Wolff: More Questions Than Answers When It Comes To President’s Tax Proposal

President Biden’s proposed tax increases to pay for his infrastructure and social programs has many in farm country concerned, just as the President is winning buy-in for his climate change proposals. Farm groups like Biden’s ideas on rewarding farmers for climate-smart conservation practice but proposed new capital gains taxes could undermine that support. American Farm Bureau President Zippy Duvall said, “a bright caution light is flashing,” on ending stepped-up basis and increasing capital gains taxes that could “punish” hardworking farm families.

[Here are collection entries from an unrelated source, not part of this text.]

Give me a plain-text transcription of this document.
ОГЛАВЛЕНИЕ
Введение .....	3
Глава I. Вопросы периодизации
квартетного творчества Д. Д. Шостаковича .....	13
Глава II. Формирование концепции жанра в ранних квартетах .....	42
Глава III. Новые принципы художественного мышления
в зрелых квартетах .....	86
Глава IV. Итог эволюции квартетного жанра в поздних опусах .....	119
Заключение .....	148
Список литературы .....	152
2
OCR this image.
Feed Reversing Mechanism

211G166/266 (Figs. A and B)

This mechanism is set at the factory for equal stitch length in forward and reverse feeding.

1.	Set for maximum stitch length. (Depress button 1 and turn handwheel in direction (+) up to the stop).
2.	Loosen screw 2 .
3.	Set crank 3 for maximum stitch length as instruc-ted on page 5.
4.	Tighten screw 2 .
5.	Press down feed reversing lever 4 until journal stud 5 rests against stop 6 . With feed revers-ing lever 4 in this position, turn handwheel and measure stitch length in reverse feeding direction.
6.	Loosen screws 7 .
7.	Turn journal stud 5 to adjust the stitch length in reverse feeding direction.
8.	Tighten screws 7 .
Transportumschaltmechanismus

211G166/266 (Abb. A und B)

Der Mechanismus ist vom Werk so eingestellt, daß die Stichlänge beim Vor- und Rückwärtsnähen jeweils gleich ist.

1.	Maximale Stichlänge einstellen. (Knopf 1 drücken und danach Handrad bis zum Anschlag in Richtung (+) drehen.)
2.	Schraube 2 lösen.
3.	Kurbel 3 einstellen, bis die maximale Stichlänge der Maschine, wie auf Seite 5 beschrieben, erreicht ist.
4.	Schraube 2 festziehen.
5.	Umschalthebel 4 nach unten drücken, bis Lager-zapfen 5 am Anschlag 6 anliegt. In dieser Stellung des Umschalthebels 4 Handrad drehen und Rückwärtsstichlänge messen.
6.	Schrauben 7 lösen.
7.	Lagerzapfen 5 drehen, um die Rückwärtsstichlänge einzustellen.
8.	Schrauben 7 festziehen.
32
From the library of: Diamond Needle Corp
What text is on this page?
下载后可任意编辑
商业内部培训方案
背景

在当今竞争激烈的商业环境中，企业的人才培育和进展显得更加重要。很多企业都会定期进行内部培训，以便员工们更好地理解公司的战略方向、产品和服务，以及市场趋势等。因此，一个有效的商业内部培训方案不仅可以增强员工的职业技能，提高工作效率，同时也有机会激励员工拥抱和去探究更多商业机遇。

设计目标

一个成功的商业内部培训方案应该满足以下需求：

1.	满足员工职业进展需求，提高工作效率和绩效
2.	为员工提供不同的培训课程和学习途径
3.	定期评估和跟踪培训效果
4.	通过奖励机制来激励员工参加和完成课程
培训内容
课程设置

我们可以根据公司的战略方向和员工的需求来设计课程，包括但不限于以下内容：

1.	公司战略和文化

“Farm Bureau’s position is that current law is the best way to help farms and ranches transfer at death,” noted AFBF tax adviser Pat Wolff. “Under current law, all capital assets transfer without tax.” 

The President would instead impose a capital gains tax at death on gains of $1 million, or $2 million per couple, which Wolff said would essentially replace the stepped-up basis, while the capital gains rate would nearly double for households with income over $1 million.  USDA said most farms will owe no tax if they stay in the family, but Wolf isn’t so sure.

“This new proposal may allow that to happen, but it comes with a lot of strings and conditions, and we don’t know what those are yet.”

But, Wolff said thing is known: a tax hike would allow Senate Democrats to again use the streamlined legislative procedure called “reconciliation” to pass Biden’s infrastructure and social spending bills with no GOP votes. That’s assuming that all Democrats are in agreement, which Wolff noted, is currently not the case.